Combinatorics with n case Show that if n is a positive integer, then 
$${2n\choose0} + {2n\choose2}+ \dots + {2n\choose2n} = 2^{2n-1}$$
I assume the proof is done by induction but how to I do the k+1 case?
 A: Suppose you want to take an even number of books out of $2n$ books with you on your holiday. The left hand side sums the number of possibilities over all possible amounts $2k$ to take with you. On the right hand side, for the first $2n-1$ books, you decide whether or not you take it with you. Then the last book is chosen only if you selected an odd number of books within the first $2n-1$ books. Now we have counted the same number of possibilities in two ways, resulting in
$$\sum_{k=0}^n\binom{2n}{2k}=2^{2n-1}$$
A: Apply Pascal's identity and then the binomial theorem.
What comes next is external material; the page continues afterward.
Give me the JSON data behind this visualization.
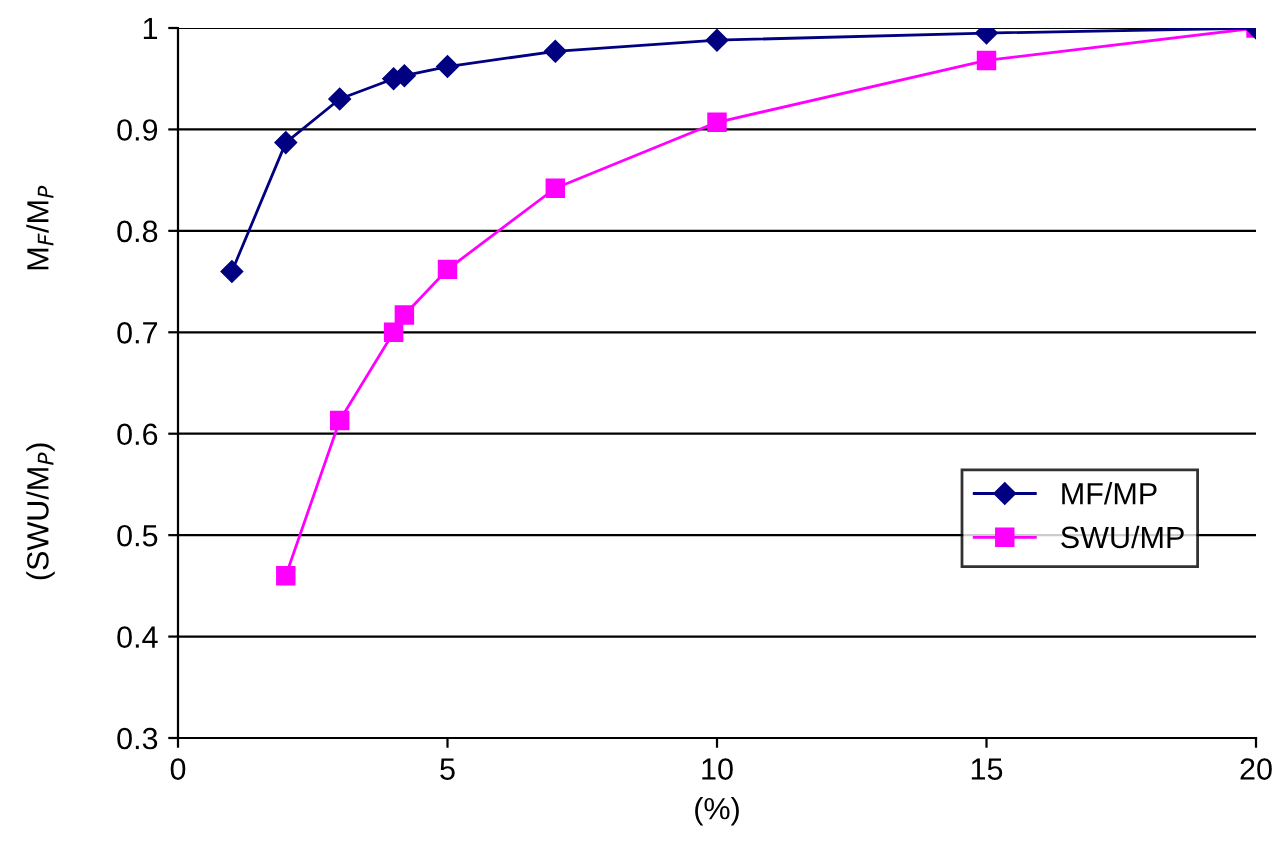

Alternatively, look at the expansion of $\frac{(1+x)^{2n} + (1-x)^{2n}}{2}$ and then plug in $x=1$.
A: The left side counts the number of subsets of a set with 2n elements that have an even number of elements, and there is a bijection between the subsets with an even number of elements and the subsets with an odd number of elements.
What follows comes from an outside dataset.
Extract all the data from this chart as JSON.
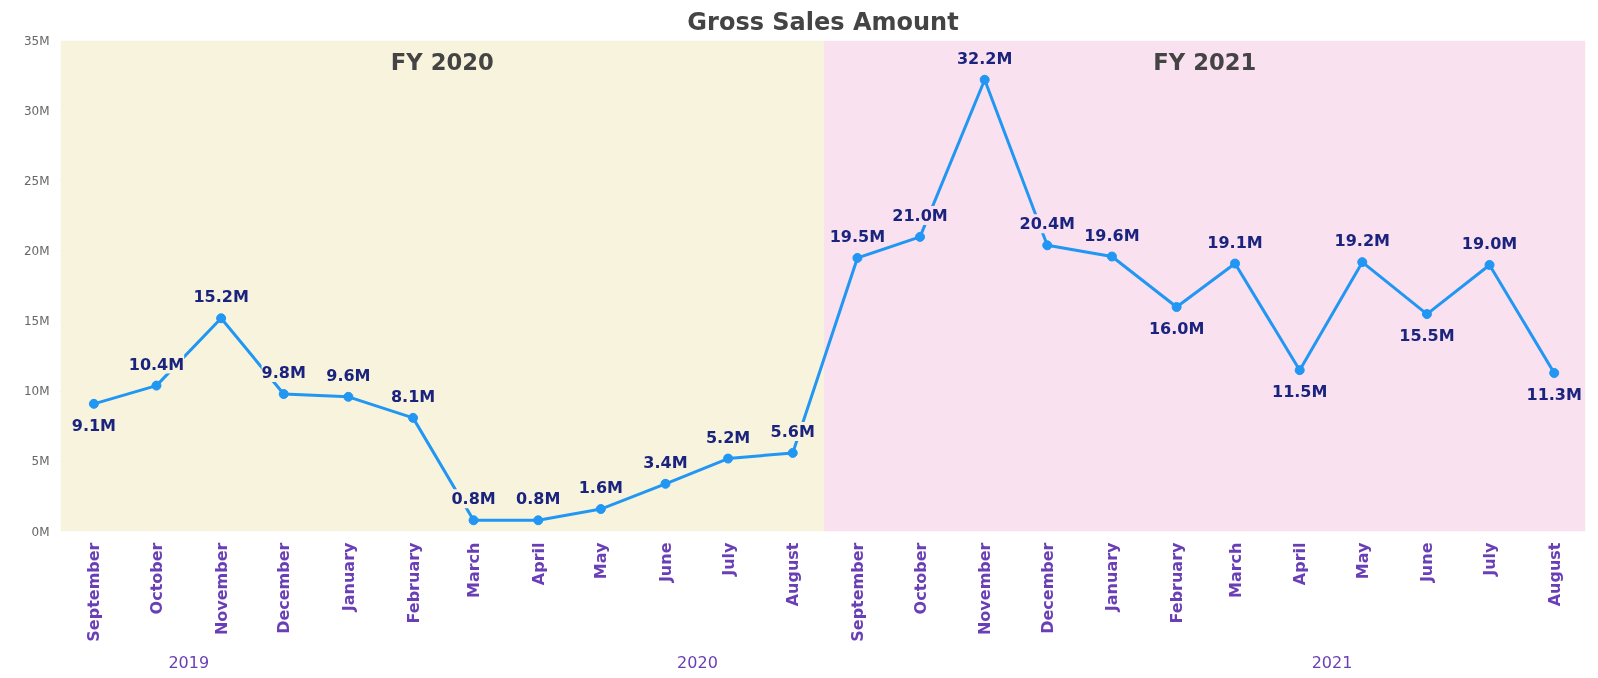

(See Exactly half of the elements of $\mathcal{P}(A)$ are odd-sized)
Since a set with 2n elements has $2^{2n}$ subsets, the left side must equal $2^{2n-1}$.
A: Hint: Use the Binomial theorem for:
$$(1+1)^{2n-1}$$
A: Consider that the sum of a row of Pascal's Triangle behaves this way:
$\dbinom{2n}{0}+\dbinom{2n}{1}+\dbinom{2n}{2}+\cdots+\dbinom{2n}{2n}=2^{2n}$
Also that:
$\dbinom{2n}{0}-\dbinom{2n}{1}+\dbinom{2n}{2}-\dbinom{2n}{3}+\cdots+(-1)^{2n}\dbinom{2n}{2n}=0$
Therefore:
$\dbinom{2n}{0}+\dbinom{2n}{2}+\cdots+\dbinom{2n}{2n}= \dbinom{2n}{1}+\dbinom{2n}{3}+\cdots+\dbinom{2n}{2n-1}$
And now you can conclude that: 
$2[\dbinom{2n}{0}+\dbinom{2n}{2}+\cdots+\dbinom{2n}{2n}]= 2^{2n}$
Finally, as stated:
$\dbinom{2n}{0}+\dbinom{2n}{2}+\cdots+\dbinom{2n}{2n}=2^{2n-1}$